A população em geral, tanto da zona urbana, quanto rural, deverão adotar medidas de proteção e defesa contra a disseminação do Covid-19, ajustando e cumprindo as orientações de segurança em suas residências e locais de trabalho.

As regras de funcionamento dos estabelecimentos comerciais em geral foram alteradas, possibilitando que funcionem obedecendo as medidas determinadas no decreto.

Houve também novas medidas para bares, restaurantes, lanchonetes e padarias, postos de conveniência, pizzarias, pamonharias, sorveterias, distribuidoras de bebidas e igrejas funcionarem.

Decreto atualizado em 23-04-20 (10:15), acompanhe a seguir.

DECRETO Nº. 044 /2020

Regulamenta as medidas de enfrentamento do Covid-19, altera medidas de proteção à coletividade e dá outras providências.”

O Prefeito Municipal de Vazante-MG, no uso de suas atribuições legais, em especial as contidas no artigo 46, Inciso VI, VII e XII da Lei Orgânica Municipal;

Considerando o estado de calamidade pública decorrente do Coronavírus (Covid-19) e que a legislação federal, bem como seus decretos, portarias, resoluções e atualizações realizadas pelo Ministério da Saúde e do Governo do Estado de Minas Gerais, em especial, as coletivas de imprensa;

Considerando as manifestações do Ministério da Economia e dos comerciantes solicitando ações necessárias para reduzir o impacto econômico da pandemia do Covid-19 e as deliberações do Comitê Gestor do Plano de Prevenção e Contingenciamento em Saúde do Covid-19 do Município de Vazante-MG;

Considerando, que atualmente, no Município de Vazante existe apenas 04 (quatro) casos confirmados de Covid-19,  05 (cinco) casos suspeitos e 25 (vinte e cinco) casos descartados, bem como, que não há, no momento, nenhum óbito ou paciente suspeito ou confirmado de Covid-19 internado no Hospital Municipal Nossa Senhora da Lapa, ou mesmo em estado grave de saúde e que a Vigilância Epidemiológica está conseguindo fazer o monitoramento das pessoas infectadas e as que tiveram contato com tais pessoas;

Considerando ainda, que no Hospital Municipal Nossa Senhora da Lapa está em construção leitos de UTI devidamente equipados, que o Município possui três respiradores no Hospital Municipal e que há a previsão de doação de mais respiradores pelos comerciantes locais;

Considerando por fim que cabe aos Municípios, por seus gestores, seguir as instruções e normas vindas do Governo do Estado de Minas Gerais, buscando, contudo, o bem comum dos administrados;

DECRETA:

Art. 1º. A sociedade vazantina, o comércio e demais atividades econômicas, atividades e serviços essenciais, estabelecidos no Município de Vazante, a partir da publicação deste Decreto, deverão observar as regras aqui contidas, bem como nas futuras deliberações do Comitê Gestor do Plano de Prevenção e Contingenciamento em Saúde do Covid-19 do Município de Vazante-MG.

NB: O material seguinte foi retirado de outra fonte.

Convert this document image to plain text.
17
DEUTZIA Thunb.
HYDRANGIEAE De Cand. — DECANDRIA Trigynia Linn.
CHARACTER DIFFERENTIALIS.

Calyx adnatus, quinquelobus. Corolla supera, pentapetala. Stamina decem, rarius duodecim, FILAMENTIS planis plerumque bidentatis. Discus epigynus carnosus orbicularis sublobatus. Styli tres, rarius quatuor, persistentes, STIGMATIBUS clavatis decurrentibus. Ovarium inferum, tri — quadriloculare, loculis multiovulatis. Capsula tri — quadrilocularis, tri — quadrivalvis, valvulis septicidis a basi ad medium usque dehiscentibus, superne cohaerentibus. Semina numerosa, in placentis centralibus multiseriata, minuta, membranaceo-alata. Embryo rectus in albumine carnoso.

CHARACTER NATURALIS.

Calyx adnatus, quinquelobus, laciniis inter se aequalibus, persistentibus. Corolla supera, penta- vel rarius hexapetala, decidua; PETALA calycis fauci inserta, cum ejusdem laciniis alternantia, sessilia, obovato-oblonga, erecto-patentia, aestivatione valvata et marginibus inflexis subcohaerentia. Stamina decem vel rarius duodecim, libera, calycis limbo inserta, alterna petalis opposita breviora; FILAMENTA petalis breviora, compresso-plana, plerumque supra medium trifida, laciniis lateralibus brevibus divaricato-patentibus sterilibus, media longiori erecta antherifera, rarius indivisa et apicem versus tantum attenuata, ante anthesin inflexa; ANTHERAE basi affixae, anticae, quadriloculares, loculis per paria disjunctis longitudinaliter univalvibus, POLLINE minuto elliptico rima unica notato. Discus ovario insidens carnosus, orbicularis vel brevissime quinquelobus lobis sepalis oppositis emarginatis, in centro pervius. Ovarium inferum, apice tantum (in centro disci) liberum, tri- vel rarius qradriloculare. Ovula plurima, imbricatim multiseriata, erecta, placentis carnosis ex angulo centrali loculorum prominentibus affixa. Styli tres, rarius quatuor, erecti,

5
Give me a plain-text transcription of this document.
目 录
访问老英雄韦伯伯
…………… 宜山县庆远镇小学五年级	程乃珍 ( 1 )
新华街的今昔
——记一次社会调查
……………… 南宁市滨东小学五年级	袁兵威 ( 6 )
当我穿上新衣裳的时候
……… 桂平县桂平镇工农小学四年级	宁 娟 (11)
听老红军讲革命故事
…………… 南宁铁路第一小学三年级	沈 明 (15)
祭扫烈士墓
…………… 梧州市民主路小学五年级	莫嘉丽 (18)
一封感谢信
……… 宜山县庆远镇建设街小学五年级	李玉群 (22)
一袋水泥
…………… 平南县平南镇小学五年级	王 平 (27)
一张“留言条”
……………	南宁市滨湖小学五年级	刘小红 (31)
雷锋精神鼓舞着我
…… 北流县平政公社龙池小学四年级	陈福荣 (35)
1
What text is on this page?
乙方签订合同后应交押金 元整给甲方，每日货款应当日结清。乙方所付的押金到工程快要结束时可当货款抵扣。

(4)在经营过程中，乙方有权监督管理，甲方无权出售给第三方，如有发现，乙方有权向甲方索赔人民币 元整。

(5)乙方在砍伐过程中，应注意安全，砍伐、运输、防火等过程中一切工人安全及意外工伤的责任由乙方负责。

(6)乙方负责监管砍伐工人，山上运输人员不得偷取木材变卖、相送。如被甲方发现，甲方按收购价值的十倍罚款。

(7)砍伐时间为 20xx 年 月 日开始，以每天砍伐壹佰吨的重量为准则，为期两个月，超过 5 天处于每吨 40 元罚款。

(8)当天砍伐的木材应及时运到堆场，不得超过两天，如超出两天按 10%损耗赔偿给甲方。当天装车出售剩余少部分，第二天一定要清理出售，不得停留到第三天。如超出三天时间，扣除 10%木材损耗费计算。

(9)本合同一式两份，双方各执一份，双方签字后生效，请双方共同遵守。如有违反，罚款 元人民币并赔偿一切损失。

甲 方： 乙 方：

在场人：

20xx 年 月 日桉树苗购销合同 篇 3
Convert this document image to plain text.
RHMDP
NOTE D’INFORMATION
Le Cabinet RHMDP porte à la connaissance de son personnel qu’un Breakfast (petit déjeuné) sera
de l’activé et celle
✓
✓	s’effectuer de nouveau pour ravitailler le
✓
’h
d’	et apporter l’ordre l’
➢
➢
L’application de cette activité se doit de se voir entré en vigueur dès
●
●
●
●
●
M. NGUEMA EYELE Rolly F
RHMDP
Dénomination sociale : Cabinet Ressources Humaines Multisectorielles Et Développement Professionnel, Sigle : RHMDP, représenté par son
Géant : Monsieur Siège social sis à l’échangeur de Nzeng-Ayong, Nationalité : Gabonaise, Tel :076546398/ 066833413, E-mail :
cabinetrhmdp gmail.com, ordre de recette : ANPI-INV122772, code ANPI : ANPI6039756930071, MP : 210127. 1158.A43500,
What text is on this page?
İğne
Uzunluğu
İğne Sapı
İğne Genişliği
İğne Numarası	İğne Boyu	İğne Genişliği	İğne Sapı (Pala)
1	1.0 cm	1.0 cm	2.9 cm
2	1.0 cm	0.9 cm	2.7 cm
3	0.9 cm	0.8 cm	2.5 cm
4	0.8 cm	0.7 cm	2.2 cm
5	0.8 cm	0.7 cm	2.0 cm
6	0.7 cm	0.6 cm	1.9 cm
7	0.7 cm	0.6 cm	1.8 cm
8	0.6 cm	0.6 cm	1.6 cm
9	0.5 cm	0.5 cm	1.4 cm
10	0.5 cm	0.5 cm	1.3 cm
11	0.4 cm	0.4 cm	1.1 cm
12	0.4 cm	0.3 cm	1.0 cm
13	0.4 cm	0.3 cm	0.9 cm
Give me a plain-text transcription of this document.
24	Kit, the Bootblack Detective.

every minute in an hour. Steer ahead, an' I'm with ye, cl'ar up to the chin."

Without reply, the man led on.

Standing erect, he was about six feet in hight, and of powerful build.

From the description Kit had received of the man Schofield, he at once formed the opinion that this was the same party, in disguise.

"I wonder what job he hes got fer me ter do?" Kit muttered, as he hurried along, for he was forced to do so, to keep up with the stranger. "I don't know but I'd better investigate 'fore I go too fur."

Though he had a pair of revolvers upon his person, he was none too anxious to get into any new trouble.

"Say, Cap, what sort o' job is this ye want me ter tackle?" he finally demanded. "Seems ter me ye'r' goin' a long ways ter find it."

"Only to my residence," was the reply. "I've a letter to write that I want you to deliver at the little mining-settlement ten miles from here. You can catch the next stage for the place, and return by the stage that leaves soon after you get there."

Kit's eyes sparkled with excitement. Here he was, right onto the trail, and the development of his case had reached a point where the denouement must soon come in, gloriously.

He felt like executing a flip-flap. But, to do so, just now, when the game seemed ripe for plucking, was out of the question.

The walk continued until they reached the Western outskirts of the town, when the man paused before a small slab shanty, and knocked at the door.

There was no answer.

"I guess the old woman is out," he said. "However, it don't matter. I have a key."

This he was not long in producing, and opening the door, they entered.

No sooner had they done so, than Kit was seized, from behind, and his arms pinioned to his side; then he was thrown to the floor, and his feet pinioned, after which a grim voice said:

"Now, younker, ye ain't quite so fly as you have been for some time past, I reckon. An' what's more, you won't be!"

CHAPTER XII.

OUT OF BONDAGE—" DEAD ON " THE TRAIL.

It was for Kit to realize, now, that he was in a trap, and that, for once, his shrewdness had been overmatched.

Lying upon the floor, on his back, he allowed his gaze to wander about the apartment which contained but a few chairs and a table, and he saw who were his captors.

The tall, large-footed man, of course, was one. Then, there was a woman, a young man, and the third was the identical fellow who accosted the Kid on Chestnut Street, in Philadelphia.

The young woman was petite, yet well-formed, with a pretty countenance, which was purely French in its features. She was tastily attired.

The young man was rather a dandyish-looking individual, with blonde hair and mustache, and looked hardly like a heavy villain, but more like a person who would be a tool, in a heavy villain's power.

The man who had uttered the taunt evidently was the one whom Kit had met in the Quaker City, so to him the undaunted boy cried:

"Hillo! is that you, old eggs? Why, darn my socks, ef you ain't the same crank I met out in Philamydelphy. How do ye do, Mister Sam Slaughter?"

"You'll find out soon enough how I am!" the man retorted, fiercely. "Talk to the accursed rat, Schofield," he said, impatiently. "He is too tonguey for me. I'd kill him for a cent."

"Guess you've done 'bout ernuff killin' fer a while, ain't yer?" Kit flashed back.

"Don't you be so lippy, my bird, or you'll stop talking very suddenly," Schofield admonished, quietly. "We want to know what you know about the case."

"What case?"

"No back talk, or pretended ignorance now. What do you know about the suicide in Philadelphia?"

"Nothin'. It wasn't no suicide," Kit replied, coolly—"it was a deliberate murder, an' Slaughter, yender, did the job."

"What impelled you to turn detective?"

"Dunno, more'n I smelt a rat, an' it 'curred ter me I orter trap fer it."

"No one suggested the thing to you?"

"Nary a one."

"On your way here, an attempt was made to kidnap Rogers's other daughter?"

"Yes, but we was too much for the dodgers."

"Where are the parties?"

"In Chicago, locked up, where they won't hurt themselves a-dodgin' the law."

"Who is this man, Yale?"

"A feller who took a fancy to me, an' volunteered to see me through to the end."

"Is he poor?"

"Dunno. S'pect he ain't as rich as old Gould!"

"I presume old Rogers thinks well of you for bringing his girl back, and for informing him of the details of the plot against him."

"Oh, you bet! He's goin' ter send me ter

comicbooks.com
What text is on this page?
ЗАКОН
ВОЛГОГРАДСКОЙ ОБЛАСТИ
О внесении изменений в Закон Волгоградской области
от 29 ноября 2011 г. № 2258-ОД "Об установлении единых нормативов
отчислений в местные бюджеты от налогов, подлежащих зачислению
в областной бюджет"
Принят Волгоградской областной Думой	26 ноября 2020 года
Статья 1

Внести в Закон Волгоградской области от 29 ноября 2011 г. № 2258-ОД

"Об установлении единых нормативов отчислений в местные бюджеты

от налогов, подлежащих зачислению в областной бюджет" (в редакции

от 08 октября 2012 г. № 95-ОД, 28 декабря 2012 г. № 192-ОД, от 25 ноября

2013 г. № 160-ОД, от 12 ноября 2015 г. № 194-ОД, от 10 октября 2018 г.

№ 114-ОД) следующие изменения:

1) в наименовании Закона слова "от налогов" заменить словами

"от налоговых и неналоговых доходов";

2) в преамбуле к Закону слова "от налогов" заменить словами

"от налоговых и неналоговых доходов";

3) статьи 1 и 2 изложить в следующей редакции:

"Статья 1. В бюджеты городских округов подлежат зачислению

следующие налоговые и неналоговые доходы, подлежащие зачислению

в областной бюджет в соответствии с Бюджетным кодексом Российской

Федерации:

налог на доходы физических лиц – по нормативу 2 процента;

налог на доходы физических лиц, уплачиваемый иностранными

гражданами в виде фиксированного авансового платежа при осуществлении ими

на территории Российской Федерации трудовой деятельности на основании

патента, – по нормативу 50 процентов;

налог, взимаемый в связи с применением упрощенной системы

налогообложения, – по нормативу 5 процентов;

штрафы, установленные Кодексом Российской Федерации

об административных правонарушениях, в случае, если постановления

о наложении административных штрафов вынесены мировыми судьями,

§1º. A população em geral, tanto da zona urbana, quanto rural, deverão adotar medidas de proteção e defesa contra a disseminação do Covid-19, ajustando e cumprindo as orientações de segurança em suas residências e locais de trabalho, auxiliando na fiscalização do comércio, evitando-se contatos físicos, como apertos de mãos, abraços e beijos, bem como, mantendo-se a distância de no mínimo 2 m (dois metros) entre pessoas.

§2º.  A movimentação de pessoas nas ruas deverá observar as medidas de prevenção e controle da disseminação do Coronavírus, não podendo haver aglomeração de qualquer espécie, podendo a fiscalização e a Polícia Militar dispersar a movimentação.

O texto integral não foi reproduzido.